Здесь почти двадцать лет Илья Брауншвейгский склоняется над листом бумаги и старательно, сосредоточенно – слюна незамечаемая ползёт по губе – выводит разоблачительное: “Банда вредителей, диверсантов, шпионов и убийц по заданию капиталистического окружения для состоятельности заговоров значительнее нашей бдительности раскрывают органы внутренних пролетарских законов с целью полного и окончательного ликвидирования банды вредителей, диверсантов, шпионов и убийц как класса заклятых врагов и банды вредителей, диверсантов, шпионов и убийц...”

Когда они возвращались по аллее и снова оказались рядом с Брауншвейгским, он не писал, сидел, уперев взгляд в больничный корпус напротив, и слёзы текли в морщинах землистых щёк. Завидя доктора, он протянул ему свою бумагу и огрызок карандаша и стал захлёбываться жалобой: – Доктор, вы из органов... Горячее сердце... чистые руки... белый халат... Прикажите ручку с пером... ручку с пером... Пишу партии, правительству лично товарищу Сталину, карандашом нельзя. Карандаш тупой... Прошу компетентные органы распорядиться поточить... Надо предупредить... Немедленно... карандашом... товарищ Сталин лично доктор вот почитайте срочно враги прошу довести до сведения Органов лично...

И по своей бумажке, дрожащей в пальцах, зачитывает, кривя красивые пухлые губы между короткими усиками и бородкой старорежимной, клинышком, глотая слёзы и слова: – Враги вредителей, диверсантов, шпионов и убийц, изнемогающие родную партию и пролетарское государство более подробно зафиксировать необходимо для борьбы классов мировой революции особенно... – И снова плачет, не глядя на них, уходящих по аллее, где плавают солнечные пятна.

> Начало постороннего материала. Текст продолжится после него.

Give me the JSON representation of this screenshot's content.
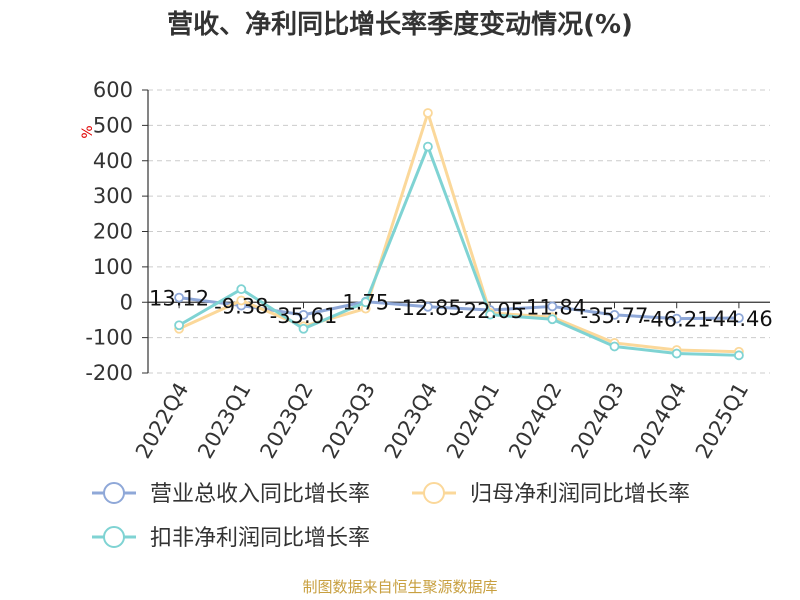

Доктор рассказал Шимеку, что поначалу, когда Брауншвейгский попал в больницу, жена и сын его то страдали, то подозревали, что он симулирует, спасая себя и семью от положенной им всем кары для врагов народа. Распознать игру непросто, поскольку сдвиги в психике, несомненно, были. Но лечащему врачу не хотелось стараться с разоблачениями, ясно ведь, что больного ждала на воле пуля, а семью его – лагерь. Так он здесь и задержался, а болезнь прогрессировала. Вот уж ни Сталина, ни лагерей его, а он всё бьётся в революционном долге. Сегодня он точно “наш”, как говорит вахтёр Миша, – усмехнулся дядя. – Впрочем, “наших” вокруг предостаточно, с семнадцатого года – эпидемия сумасшествия.

Помолчав, добавил, снижая тему до анекдота: – В начале советских времён вышел сборник “Улыбки ЧК”, там какой-то чекист-дегенерат разразился стихами, не могу забыть: «Нет больше радости, нет больше музык, Как хруст ломаемых жизней и костей. Вот отчего, когда томятся наши взоры И начинает бурно страсть в груди вскипать, Черкнуть мне хочется на Вашем приговоре Одно бестрепетное: “К стенке! Расстрелять!”». Клиника. Синдром садизма.